Adding to my list of "things they really should have taught us in school": seasonality.
We grow up in a world that treats us like robots.
If you're an employee, you're expected to be sharp and energized every single day.
If you're a manager, every month should look like the last — same pace, same results, same consistency. As if you're not human.
And if you're self-employed, three new clients should arrive every month and only one should leave.
But the world, here's the thing, works differently.
Why it matters
Winter? Feeling tired isn't laziness. It's just winter.
There are seasons in the year, seasons in energy, seasons in productivity. And yes — "here come three crises at once" is also a season, isn't it?
But there are also seasons of "everything is going great and I have a hundred ideas and way too much ambition."

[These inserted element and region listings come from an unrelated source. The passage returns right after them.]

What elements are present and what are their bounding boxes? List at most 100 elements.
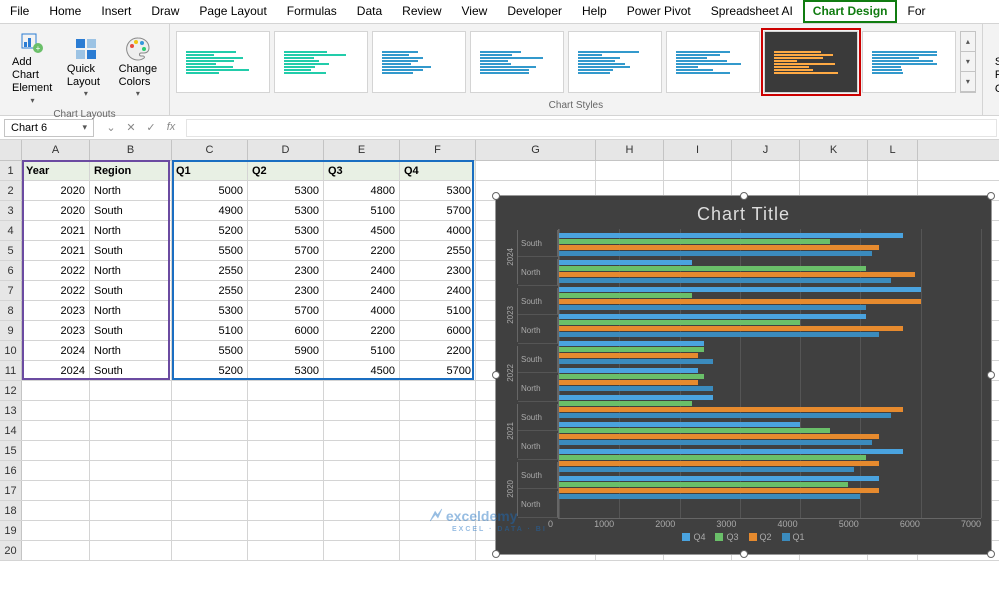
cell[interactable]: 2021 xyxy=(22,241,90,260)
bar-Q1[interactable] xyxy=(559,332,879,337)
cell[interactable]: 2200 xyxy=(324,321,400,340)
menu-file[interactable]: File xyxy=(0,0,39,23)
resize-handle[interactable] xyxy=(740,550,748,558)
cell[interactable]: 5300 xyxy=(248,201,324,220)
cell[interactable] xyxy=(324,501,400,520)
cell[interactable] xyxy=(90,461,172,480)
bar-Q3[interactable] xyxy=(559,482,848,487)
menu-data[interactable]: Data xyxy=(347,0,392,23)
cell[interactable]: 5500 xyxy=(172,341,248,360)
cell[interactable]: 5100 xyxy=(172,321,248,340)
cell[interactable]: 2400 xyxy=(324,281,400,300)
bar-Q2[interactable] xyxy=(559,326,903,331)
cell[interactable]: 2300 xyxy=(248,281,324,300)
cell[interactable] xyxy=(22,541,90,560)
row-header-17[interactable]: 17 xyxy=(0,481,22,500)
row-header-4[interactable]: 4 xyxy=(0,221,22,240)
bar-Q2[interactable] xyxy=(559,407,903,412)
bar-Q2[interactable] xyxy=(559,380,698,385)
cell[interactable] xyxy=(400,481,476,500)
cell[interactable]: 5300 xyxy=(248,361,324,380)
cell[interactable]: 2400 xyxy=(324,261,400,280)
chart-style-thumb-7[interactable] xyxy=(764,31,858,93)
row-header-8[interactable]: 8 xyxy=(0,301,22,320)
col-header-D[interactable]: D xyxy=(248,140,324,160)
legend-item-Q3[interactable]: Q3 xyxy=(715,532,738,542)
row-header-6[interactable]: 6 xyxy=(0,261,22,280)
cell[interactable]: 4000 xyxy=(400,221,476,240)
row-header-11[interactable]: 11 xyxy=(0,361,22,380)
cell[interactable] xyxy=(90,381,172,400)
cell[interactable]: Region xyxy=(90,161,172,180)
cell[interactable] xyxy=(400,381,476,400)
confirm-icon[interactable]: ✓ xyxy=(142,121,160,134)
cell[interactable] xyxy=(172,381,248,400)
cell[interactable] xyxy=(248,521,324,540)
select-all-corner[interactable] xyxy=(0,140,22,160)
cell[interactable] xyxy=(172,481,248,500)
cell[interactable] xyxy=(476,161,596,180)
bar-Q4[interactable] xyxy=(559,341,704,346)
cell[interactable]: 2022 xyxy=(22,281,90,300)
cell[interactable] xyxy=(22,401,90,420)
cell[interactable]: 5500 xyxy=(172,241,248,260)
cell[interactable] xyxy=(400,461,476,480)
cell[interactable] xyxy=(324,481,400,500)
cell[interactable]: 5300 xyxy=(248,181,324,200)
row-header-3[interactable]: 3 xyxy=(0,201,22,220)
bar-Q1[interactable] xyxy=(559,278,891,283)
bar-Q1[interactable] xyxy=(559,440,872,445)
cell[interactable]: 6000 xyxy=(248,321,324,340)
cell[interactable]: 2400 xyxy=(400,281,476,300)
cell[interactable] xyxy=(400,421,476,440)
cell[interactable]: 2550 xyxy=(400,241,476,260)
menu-help[interactable]: Help xyxy=(572,0,617,23)
menu-insert[interactable]: Insert xyxy=(91,0,141,23)
cell[interactable] xyxy=(732,161,800,180)
cell[interactable] xyxy=(90,441,172,460)
cell[interactable] xyxy=(90,521,172,540)
col-header-E[interactable]: E xyxy=(324,140,400,160)
cell[interactable] xyxy=(90,421,172,440)
cell[interactable] xyxy=(90,401,172,420)
cell[interactable] xyxy=(248,421,324,440)
cell[interactable]: South xyxy=(90,201,172,220)
cell[interactable] xyxy=(172,541,248,560)
col-header-C[interactable]: C xyxy=(172,140,248,160)
cell[interactable] xyxy=(172,401,248,420)
chart-style-thumb-6[interactable] xyxy=(666,31,760,93)
menu-home[interactable]: Home xyxy=(39,0,91,23)
quick-layout-button[interactable]: Quick Layout ▾ xyxy=(61,33,111,101)
cell[interactable] xyxy=(22,521,90,540)
bar-Q3[interactable] xyxy=(559,374,704,379)
chart-title[interactable]: Chart Title xyxy=(496,196,991,229)
cell[interactable] xyxy=(22,461,90,480)
cell[interactable]: North xyxy=(90,301,172,320)
cell[interactable] xyxy=(324,461,400,480)
cell[interactable]: Year xyxy=(22,161,90,180)
bar-Q3[interactable] xyxy=(559,401,692,406)
cell[interactable]: South xyxy=(90,361,172,380)
bar-Q1[interactable] xyxy=(559,251,872,256)
cell[interactable]: 5200 xyxy=(172,221,248,240)
cell[interactable]: 2200 xyxy=(400,341,476,360)
chart-style-thumb-4[interactable] xyxy=(470,31,564,93)
resize-handle[interactable] xyxy=(492,192,500,200)
cell[interactable]: 5900 xyxy=(248,341,324,360)
col-header-J[interactable]: J xyxy=(732,140,800,160)
cell[interactable] xyxy=(324,441,400,460)
row-header-12[interactable]: 12 xyxy=(0,381,22,400)
bar-Q4[interactable] xyxy=(559,476,879,481)
cell[interactable]: North xyxy=(90,181,172,200)
cell[interactable] xyxy=(248,541,324,560)
cell[interactable]: 4800 xyxy=(324,181,400,200)
cell[interactable]: 5700 xyxy=(400,361,476,380)
cell[interactable] xyxy=(248,501,324,520)
resize-handle[interactable] xyxy=(492,371,500,379)
cell[interactable] xyxy=(172,421,248,440)
resize-handle[interactable] xyxy=(987,192,995,200)
cell[interactable]: 4000 xyxy=(324,301,400,320)
bar-Q2[interactable] xyxy=(559,461,879,466)
col-header-H[interactable]: H xyxy=(596,140,664,160)
row-header-7[interactable]: 7 xyxy=(0,281,22,300)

The expectations we impose on ourselves — or on our employees, clients, managers — to behave as if we're always on a straight upward line? That just doesn't make sense.
What to actually do with this
I once talked about this in a podcast. The biggest wisdom is to identify which season you're in — and work with it, not against it.
When I'm "on the wave" — I work more hours, set higher goals, rest less.
When I'm "under the wave" — I lower expectations, take naps, give myself a break.
Not because I'm giving up. Because that's how the system actually works.
(Also: knowing it's just a season makes it much easier to get through.)